Adv Mudenda said the gathering should come up with local resource mobilisation strategies to guarantee Gross Domestic Product (GDP) growth in 2018 and the narrowing of the budget deficit to four percent. He said the 2018 fiscal year would be under immense spotlight as it was the final year in the implementation of ZimAsset.
“As we take stock of the achievements made and challenges we have encountered, our people are expecting more localised solutions and interventions in order to consolidate the gains arising from the implementation of Zim-Asset,” said Adv Mudenda.
He also said the upcoming budget statement should address the debilitating issues of procrastination, indolence and inertia that has slowly become endemic and proving to be the biggest enemy in Zimbabwe’s bureaucracy apart from the scourge of corruption.

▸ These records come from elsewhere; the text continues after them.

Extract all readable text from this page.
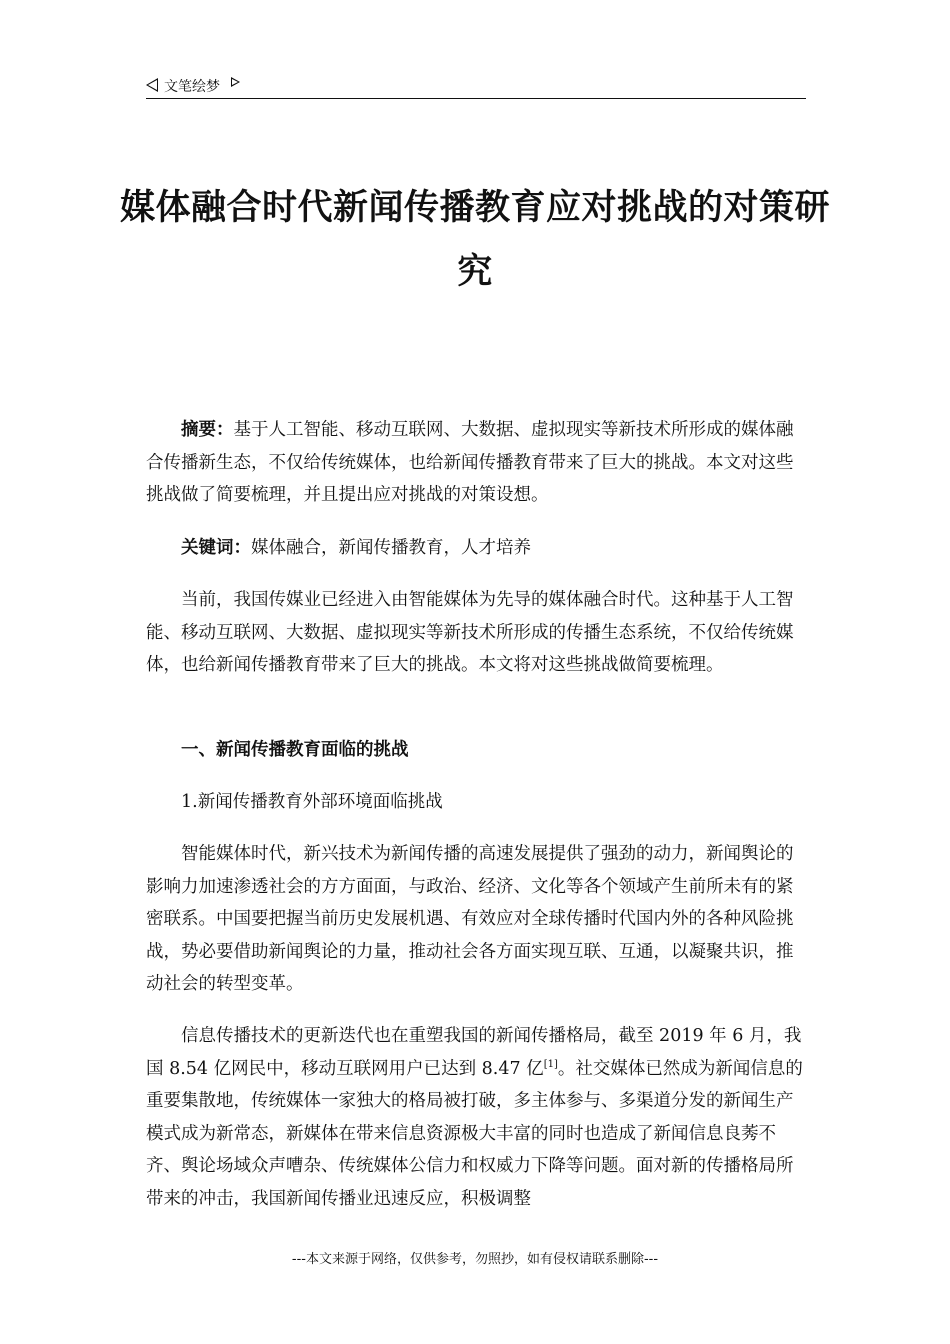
文笔绘梦
媒体融合时代新闻传播教育应对挑战的对策研究

摘要：基于人工智能、移动互联网、大数据、虚拟现实等新技术所形成的媒体融合传播新生态，不仅给传统媒体，也给新闻传播教育带来了巨大的挑战。本文对这些挑战做了简要梳理，并且提出应对挑战的对策设想。

关键词：媒体融合，新闻传播教育，人才培养

当前，我国传媒业已经进入由智能媒体为先导的媒体融合时代。这种基于人工智能、移动互联网、大数据、虚拟现实等新技术所形成的传播生态系统，不仅给传统媒体，也给新闻传播教育带来了巨大的挑战。本文将对这些挑战做简要梳理。

一、新闻传播教育面临的挑战
1.新闻传播教育外部环境面临挑战

智能媒体时代，新兴技术为新闻传播的高速发展提供了强劲的动力，新闻舆论的影响力加速渗透社会的方方面面，与政治、经济、文化等各个领域产生前所未有的紧密联系。中国要把握当前历史发展机遇、有效应对全球传播时代国内外的各种风险挑战，势必要借助新闻舆论的力量，推动社会各方面实现互联、互通，以凝聚共识，推动社会的转型变革。

信息传播技术的更新迭代也在重塑我国的新闻传播格局，截至 2019 年 6 月，我国 8.54 亿网民中，移动互联网用户已达到 8.47 亿[1]。社交媒体已然成为新闻信息的重要集散地，传统媒体一家独大的格局被打破，多主体参与、多渠道分发的新闻生产模式成为新常态，新媒体在带来信息资源极大丰富的同时也造成了新闻信息良莠不齐、舆论场域众声嘈杂、传统媒体公信力和权威力下降等问题。面对新的传播格局所带来的冲击，我国新闻传播业迅速反应，积极调整

---本文来源于网络，仅供参考，勿照抄，如有侵权请联系删除---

“The question is, more than a decade down the line, where is the One Stop Investment Centre? Where is the Minerals Exploration Bill which will enable the country to precisely know the worth of our vast mineral resources underground that could underpin a profound growth of our Sovereign Wealth Fund?

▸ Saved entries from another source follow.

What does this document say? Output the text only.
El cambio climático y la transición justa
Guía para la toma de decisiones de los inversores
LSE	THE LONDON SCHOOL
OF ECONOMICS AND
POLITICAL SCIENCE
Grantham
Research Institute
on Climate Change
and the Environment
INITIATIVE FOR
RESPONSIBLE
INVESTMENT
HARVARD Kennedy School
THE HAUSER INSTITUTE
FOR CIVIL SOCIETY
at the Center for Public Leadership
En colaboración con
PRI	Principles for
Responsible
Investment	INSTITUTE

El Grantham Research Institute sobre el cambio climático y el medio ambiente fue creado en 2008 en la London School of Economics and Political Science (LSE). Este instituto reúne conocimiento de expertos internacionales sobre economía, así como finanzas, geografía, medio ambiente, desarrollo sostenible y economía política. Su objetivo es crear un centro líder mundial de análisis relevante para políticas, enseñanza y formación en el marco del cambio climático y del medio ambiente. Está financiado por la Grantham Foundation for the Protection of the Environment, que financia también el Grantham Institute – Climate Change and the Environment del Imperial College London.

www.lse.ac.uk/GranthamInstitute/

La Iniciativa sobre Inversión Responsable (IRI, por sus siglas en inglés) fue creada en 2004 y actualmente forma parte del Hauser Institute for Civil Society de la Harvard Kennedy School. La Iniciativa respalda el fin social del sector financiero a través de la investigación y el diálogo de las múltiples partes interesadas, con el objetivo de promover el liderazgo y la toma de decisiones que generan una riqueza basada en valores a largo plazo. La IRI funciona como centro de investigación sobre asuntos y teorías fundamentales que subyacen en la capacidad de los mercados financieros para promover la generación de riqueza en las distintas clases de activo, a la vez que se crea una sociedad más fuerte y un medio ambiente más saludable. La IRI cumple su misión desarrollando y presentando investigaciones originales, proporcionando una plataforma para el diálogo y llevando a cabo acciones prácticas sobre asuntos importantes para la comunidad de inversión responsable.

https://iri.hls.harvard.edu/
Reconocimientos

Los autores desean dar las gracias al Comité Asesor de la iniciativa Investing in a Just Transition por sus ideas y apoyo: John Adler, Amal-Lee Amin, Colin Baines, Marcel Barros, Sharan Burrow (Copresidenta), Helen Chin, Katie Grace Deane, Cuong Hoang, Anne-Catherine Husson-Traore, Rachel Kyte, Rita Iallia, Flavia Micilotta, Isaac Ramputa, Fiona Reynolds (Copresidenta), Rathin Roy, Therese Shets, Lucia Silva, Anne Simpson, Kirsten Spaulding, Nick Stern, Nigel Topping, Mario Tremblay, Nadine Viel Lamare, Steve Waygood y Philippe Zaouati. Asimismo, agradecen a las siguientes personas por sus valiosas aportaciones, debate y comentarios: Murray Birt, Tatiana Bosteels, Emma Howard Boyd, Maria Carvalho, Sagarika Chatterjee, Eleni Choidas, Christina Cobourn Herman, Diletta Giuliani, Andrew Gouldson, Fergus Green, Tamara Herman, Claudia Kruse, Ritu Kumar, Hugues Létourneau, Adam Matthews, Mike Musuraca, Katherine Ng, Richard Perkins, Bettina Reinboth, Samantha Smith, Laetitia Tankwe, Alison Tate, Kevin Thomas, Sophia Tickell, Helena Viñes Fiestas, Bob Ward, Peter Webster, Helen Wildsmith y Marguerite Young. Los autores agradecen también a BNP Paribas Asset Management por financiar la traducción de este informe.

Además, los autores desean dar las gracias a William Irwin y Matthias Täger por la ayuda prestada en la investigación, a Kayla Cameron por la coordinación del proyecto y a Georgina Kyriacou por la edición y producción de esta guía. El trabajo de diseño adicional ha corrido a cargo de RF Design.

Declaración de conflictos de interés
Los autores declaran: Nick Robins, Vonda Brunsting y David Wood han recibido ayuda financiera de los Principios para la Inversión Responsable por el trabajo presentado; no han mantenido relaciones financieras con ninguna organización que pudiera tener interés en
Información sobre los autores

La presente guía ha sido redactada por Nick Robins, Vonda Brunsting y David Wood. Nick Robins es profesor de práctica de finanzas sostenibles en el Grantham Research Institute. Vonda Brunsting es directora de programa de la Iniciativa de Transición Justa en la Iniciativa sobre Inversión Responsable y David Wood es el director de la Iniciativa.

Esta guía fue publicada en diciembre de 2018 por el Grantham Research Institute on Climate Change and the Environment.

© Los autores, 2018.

“Where is the evidence-based informal sector formalisation policy, which ought to encourage its growth and development?
Where is the revised Indigenisation and Economic Empowerment Act reconfigured in line with the Presidential Policy Directive of 14th April 2016? We must kill the vices of procrastination, indolence and inertia if we are to positively respond to the questions I have just posed,” said Adv Mudenda.
He, however, said the upcoming fiscal policy statement presents an opportunity for a prudent and targeted response to the well documented socioeconomic challenges facing the country.
The Speaker also spoke about the delinquencies of misplaced lending, narrow composition of exports, large quantities of money tied up in Real Time Gross Settlements balances and securities, and dwindling foreign assets among others.
The gathering also noted with concern that Zimbabwe was receiving little Foreign Direct Investment (FDI) of around $300 million compared to other regional countries such as Mozambique and Zambia, which have been attracting in excess of $3billion and nearly $2 billion respectively since 2011.
“Against this background, our continued focus on domestic resource mobilisation thus remains relevant and timely since we are experiencing inadequate foreign direct investments. Parliament, working very closely with the executive, should come up with strategic policy and legal framework paradigm shifts attractive to foreign direct investors, albeit not ignoring domestic investments,” said Adv Mudenda.
He called on the legislators to marshal innovative and creative ideas to enable Zimbabwe to affirm its resourcefulness. Therefore, he said, it was imperative that the country’s policies and strategies be aligned to canvassing for a robust budget in the context of limited resources.
The conference acknowledged the immense contribution and assistance received from co-operating partners who continue to assist Government through technical and financial assistance. — @okazunga.